Folk musician leads double life as member of indie group PandaCorn
Megan Nash may be one of the most ambitious musicians in Saskatchewan.
Aside from her eponymous folk/country/singsong project, she has collaborated with several other musicians, toured across the country and released a full-length album. She helps run a performance space in Moose Jaw called The Last Resort.
Nash also plays in a duo called PandaCorn who has to be seen to be believed – the costumes alone are worth the price of admission.
Performing as a duo on January 31 at Saskatoon’s The Woods Ale House, Ominocity caught up with Nash who shared her experiences as both a performer and a promoter in Moose Jaw.
“When on tour in other cities we would have such great experiences,” says Nash on why she started promoting house shows. “We wanted to recreate those experiences for people when they would come to our town. They are about creating a safe space where the music is the main reason for being there. People of all walks of life come together to enjoy an intimate concert experience. And an artist that is unknown in Moose Jaw will have a crowd to perform too.
“We do the house shows because we are artists too. I guess it’s a way to give back.”

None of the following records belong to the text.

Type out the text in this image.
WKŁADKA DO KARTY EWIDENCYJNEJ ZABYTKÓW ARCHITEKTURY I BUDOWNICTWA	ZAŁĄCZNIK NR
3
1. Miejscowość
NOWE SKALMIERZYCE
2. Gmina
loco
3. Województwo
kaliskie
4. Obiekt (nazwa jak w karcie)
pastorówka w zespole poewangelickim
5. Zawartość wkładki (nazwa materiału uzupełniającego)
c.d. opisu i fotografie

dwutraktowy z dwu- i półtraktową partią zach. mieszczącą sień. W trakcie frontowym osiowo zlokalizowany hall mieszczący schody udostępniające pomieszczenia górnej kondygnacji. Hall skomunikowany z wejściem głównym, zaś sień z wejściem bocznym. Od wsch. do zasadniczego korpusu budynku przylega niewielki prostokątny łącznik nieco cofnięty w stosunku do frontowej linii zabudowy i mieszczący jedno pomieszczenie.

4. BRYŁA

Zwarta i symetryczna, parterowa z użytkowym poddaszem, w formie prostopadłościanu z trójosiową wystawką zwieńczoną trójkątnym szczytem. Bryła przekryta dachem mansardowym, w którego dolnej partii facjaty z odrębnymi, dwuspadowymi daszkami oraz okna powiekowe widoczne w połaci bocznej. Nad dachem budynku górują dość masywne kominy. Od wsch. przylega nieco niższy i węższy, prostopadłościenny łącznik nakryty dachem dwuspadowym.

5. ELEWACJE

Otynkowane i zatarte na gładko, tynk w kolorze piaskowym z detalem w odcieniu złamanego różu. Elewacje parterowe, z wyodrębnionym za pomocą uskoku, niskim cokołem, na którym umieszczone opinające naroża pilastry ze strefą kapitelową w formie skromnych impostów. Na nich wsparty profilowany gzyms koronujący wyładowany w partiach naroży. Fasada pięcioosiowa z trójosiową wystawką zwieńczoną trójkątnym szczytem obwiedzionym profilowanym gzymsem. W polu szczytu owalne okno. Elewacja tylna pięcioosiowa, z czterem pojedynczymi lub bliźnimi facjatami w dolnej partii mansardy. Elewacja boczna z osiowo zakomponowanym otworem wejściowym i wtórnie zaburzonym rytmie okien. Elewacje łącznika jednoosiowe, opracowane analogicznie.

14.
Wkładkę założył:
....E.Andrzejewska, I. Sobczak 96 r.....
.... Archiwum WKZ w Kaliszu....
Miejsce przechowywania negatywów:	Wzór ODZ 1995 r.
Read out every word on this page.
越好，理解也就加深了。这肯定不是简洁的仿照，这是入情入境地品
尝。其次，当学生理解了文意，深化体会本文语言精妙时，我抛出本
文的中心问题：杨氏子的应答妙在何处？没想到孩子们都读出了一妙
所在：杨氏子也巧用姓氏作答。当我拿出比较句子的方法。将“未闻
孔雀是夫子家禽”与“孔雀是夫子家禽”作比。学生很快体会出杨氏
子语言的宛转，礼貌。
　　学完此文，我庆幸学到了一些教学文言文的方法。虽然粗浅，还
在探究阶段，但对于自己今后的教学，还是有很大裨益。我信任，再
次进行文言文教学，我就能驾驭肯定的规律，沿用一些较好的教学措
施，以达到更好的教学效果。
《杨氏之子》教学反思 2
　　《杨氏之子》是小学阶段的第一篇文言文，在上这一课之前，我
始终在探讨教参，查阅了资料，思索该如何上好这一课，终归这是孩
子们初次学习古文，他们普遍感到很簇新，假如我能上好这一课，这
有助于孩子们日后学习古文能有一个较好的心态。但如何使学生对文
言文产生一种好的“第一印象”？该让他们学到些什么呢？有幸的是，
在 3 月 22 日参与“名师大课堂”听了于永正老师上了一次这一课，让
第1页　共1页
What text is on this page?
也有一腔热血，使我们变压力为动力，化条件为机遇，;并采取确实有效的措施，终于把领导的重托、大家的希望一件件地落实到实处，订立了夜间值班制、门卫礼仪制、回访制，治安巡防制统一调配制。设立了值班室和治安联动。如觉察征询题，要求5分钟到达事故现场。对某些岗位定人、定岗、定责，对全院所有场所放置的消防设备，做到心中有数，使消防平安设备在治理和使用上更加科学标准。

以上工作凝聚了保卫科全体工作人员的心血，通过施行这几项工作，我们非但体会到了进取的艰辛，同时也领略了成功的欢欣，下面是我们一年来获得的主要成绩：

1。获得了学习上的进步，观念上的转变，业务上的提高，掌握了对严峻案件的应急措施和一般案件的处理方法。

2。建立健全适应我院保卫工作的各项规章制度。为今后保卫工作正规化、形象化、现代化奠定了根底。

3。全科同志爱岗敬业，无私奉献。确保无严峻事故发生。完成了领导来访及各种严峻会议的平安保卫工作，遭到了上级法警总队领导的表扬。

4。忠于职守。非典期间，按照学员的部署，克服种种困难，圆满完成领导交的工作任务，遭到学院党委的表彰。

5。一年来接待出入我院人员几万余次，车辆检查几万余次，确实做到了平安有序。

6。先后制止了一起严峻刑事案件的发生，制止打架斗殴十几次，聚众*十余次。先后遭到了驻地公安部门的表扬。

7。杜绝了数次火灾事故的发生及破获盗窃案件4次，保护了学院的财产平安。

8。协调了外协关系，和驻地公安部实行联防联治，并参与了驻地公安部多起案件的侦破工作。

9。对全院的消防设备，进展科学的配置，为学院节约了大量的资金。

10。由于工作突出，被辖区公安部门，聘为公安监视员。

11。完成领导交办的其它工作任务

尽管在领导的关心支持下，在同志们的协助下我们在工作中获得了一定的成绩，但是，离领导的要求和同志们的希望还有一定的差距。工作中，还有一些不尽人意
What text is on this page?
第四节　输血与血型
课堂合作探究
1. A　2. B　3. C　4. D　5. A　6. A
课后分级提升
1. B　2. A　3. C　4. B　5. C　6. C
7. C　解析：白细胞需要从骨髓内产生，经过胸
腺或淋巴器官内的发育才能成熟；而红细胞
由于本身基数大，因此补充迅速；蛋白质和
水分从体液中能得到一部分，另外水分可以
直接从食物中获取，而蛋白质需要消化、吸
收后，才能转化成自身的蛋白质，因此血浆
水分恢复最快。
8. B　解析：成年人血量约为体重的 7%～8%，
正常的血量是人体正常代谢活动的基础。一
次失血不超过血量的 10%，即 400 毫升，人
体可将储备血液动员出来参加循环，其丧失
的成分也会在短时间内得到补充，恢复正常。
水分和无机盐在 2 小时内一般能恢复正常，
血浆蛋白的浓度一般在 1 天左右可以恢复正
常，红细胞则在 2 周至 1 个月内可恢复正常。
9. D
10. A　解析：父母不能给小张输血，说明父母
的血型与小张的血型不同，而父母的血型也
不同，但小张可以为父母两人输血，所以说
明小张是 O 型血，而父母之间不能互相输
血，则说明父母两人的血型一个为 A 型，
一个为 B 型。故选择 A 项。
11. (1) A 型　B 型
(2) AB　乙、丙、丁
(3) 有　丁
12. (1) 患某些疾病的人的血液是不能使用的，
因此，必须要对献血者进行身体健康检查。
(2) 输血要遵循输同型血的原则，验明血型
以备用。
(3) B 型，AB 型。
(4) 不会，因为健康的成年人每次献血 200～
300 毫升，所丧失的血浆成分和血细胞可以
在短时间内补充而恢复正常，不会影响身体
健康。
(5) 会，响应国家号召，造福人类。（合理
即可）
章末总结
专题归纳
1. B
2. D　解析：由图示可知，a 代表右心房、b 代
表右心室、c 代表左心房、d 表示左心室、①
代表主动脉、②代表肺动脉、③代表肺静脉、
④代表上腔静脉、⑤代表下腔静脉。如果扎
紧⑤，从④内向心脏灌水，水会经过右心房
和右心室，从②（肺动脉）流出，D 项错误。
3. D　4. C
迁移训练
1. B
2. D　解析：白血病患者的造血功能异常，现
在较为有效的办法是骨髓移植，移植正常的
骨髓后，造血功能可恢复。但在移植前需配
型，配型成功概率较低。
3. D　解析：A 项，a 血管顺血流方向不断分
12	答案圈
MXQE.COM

Nash says that she and her musical partner in crime, Brodie Mohninger – who also plays in PandaCorn, will be heading into the studio to begin pre-production on her upcoming full-length album. Nash also plans on getting matching tattoos with her Dad.
“Tractors cause we are twang core like that,” she says.
In the meantime, Nash says to expect plenty more shows and mini-tours, including the occasional foray into stadium shows.
“I was asked to perform at the grand opening of Mosaic Stadium in Moose Jaw,” says Nash. “It was an honour to be the first act to play there. I put together a band. There aren’t many places to play with a full band so this was special for the gig. It was in November. I wore a mustache. I left it open to interpretation. I just played my set.
“Some people loved it. Of course it was lost on some. Some were offended. I was told an older lady complained to a local festival that had booked me. She said she didn’t want me to play it because she thought I was on drugs. But apparently she loved our set and apologized to who she complained too.